Abstract 514: Focal Adhesion Kinase Inhibition Prevents Prolonged Nuclear Factor-κB Activation and Reduces Atherosclerosis in ApoE-/- Mice

A key event in atherogenesis is the expression of cell adhesion molecules on endothelial cells (ECs) that recruit leukocytes to the vessel wall, where they accumulate over time and form atherosclerotic plaques filled with fatty lipids. Although lipid-lowering drugs have been beneficial in slowing down atherosclerosis, there is currently no treatment available to reduce the underlying triggers that promote EC activation. Focal adhesion kinase (FAK) is an integrin-associated protein tyrosine kinase that plays a key role in cytokine-induced pro-inflammatory molecule expression; however, the molecular mechanism has not been elucidated. We have revealed that a small molecule FAK inhibitor (PF-271) in human ECs reduces tumor necrosis factor-α (TNF-α)-induced sustained activation of nuclear factor-κB (NF-kB), a major inflammatory transcription factor.
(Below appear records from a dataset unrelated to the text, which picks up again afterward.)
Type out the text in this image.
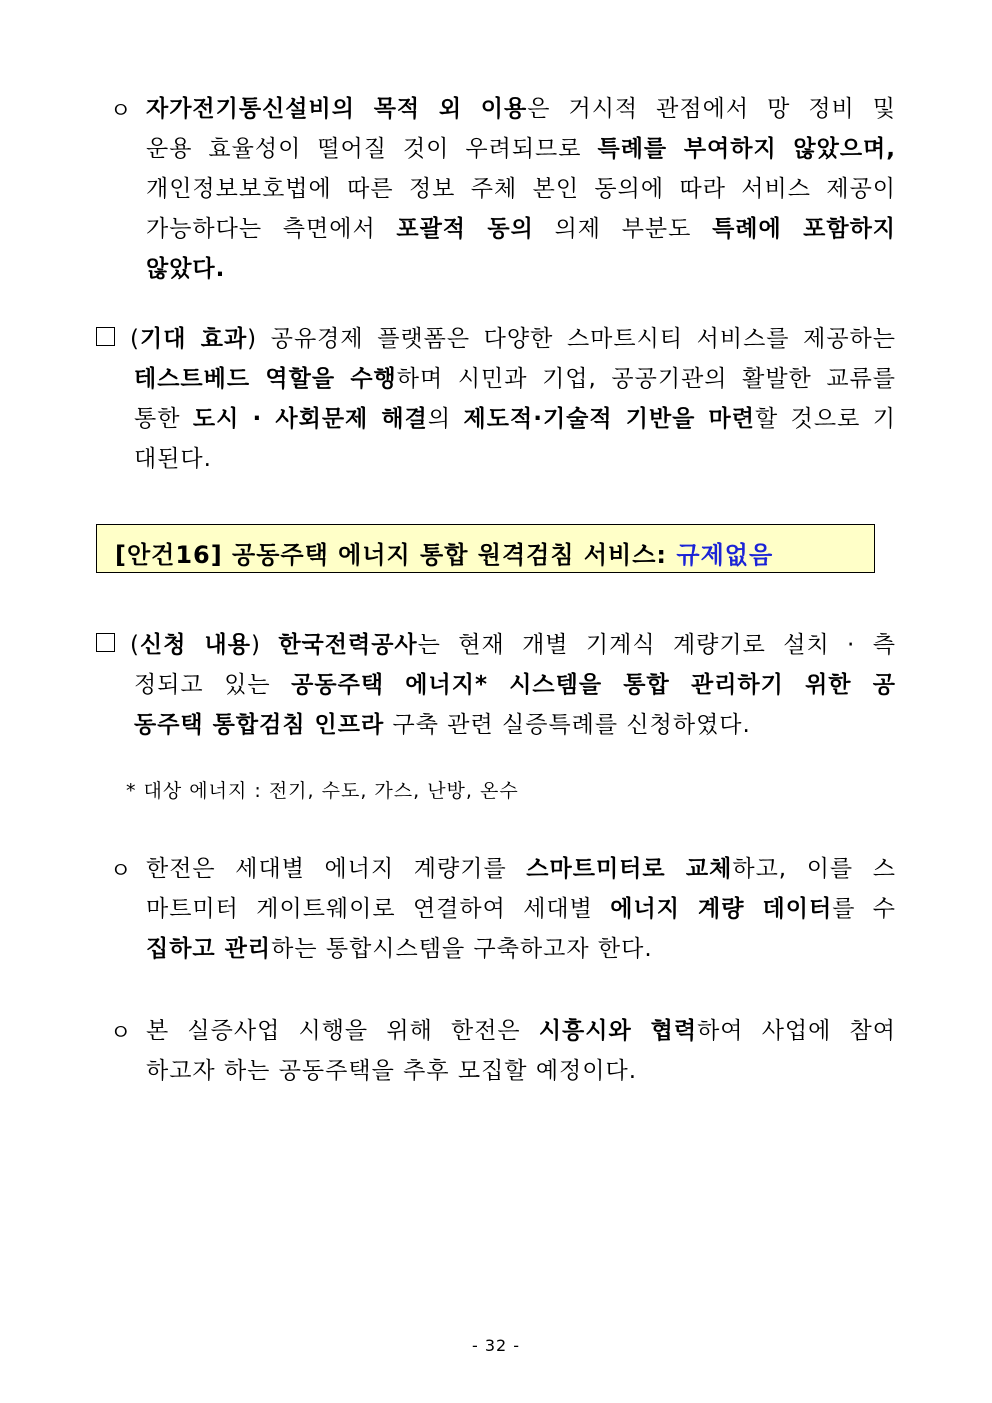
ㅇ 자가전기통신설비의 목적 외 이용은 거시적 관점에서 망 정비 및
운용 효율성이 떨어질 것이 우려되므로 특례를 부여하지 않았으며,
개인정보보호법에 따른 정보 주체 본인 동의에 따라 서비스 제공이
가능하다는 측면에서 포괄적 동의 의제 부분도 특례에 포함하지
않았다.
(기대 효과) 공유경제 플랫폼은 다양한 스마트시티 서비스를 제공하는
테스트베드 역할을 수행하며 시민과 기업, 공공기관의 활발한 교류를
통한 도시 · 사회문제 해결의 제도적·기술적 기반을 마련할 것으로 기
대된다.
[안건16] 공동주택 에너지 통합 원격검침 서비스: 규제없음
(신청 내용) 한국전력공사는 현재 개별 기계식 계량기로 설치 · 측
정되고 있는 공동주택 에너지* 시스템을 통합 관리하기 위한 공
동주택 통합검침 인프라 구축 관련 실증특례를 신청하였다.
* 대상 에너지 : 전기, 수도, 가스, 난방, 온수
ㅇ 한전은 세대별 에너지 계량기를 스마트미터로 교체하고, 이를 스
마트미터 게이트웨이로 연결하여 세대별 에너지 계량 데이터를 수
집하고 관리하는 통합시스템을 구축하고자 한다.
ㅇ 본 실증사업 시행을 위해 한전은 시흥시와 협력하여 사업에 참여
하고자 하는 공동주택을 추후 모집할 예정이다.
- 32 -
While NF-κB is normally bound to inhibitor of NF-κB α (IκBα) in the cytosol, TNF-α leads to rapid activation and nuclear localization of NF-κB after degradation of IκBα by activation of IκB kinase (IKK). Chronic exposure to cytokines leads to oscillations in NF-κB activation as IκBα is continually made by active NF-κB and degraded by active IKK. Surprisingly, we discovered that FAK inhibition blocks prolonged NF-κB activation through a time-dependent increase in IκBα protein stability, suggesting decreased IKK activity. By performing in vitro IKK kinase assays, we found that FAK inhibition did indeed reduce sustained IKK activity as seen by reduced serine phosphorylation of IκBα 3hr after TNF-α stimulation. Since both cell adhesion molecule expression and NF-κB in ECs is important for atherosclerotic lesion development, we tested the efficacy of FAK inhibition on atherogenesis in vivo . We found that oral delivery of PF-271 (twice daily, 8 weeks) significantly reduced atherosclerotic lesion area in ApoE-/- mice fed a western diet. Taken together, our data demonstrates that FAK inhibition potentially reduces atherogenesis by blocking sustained NF-κB signaling through decreased IKK activity.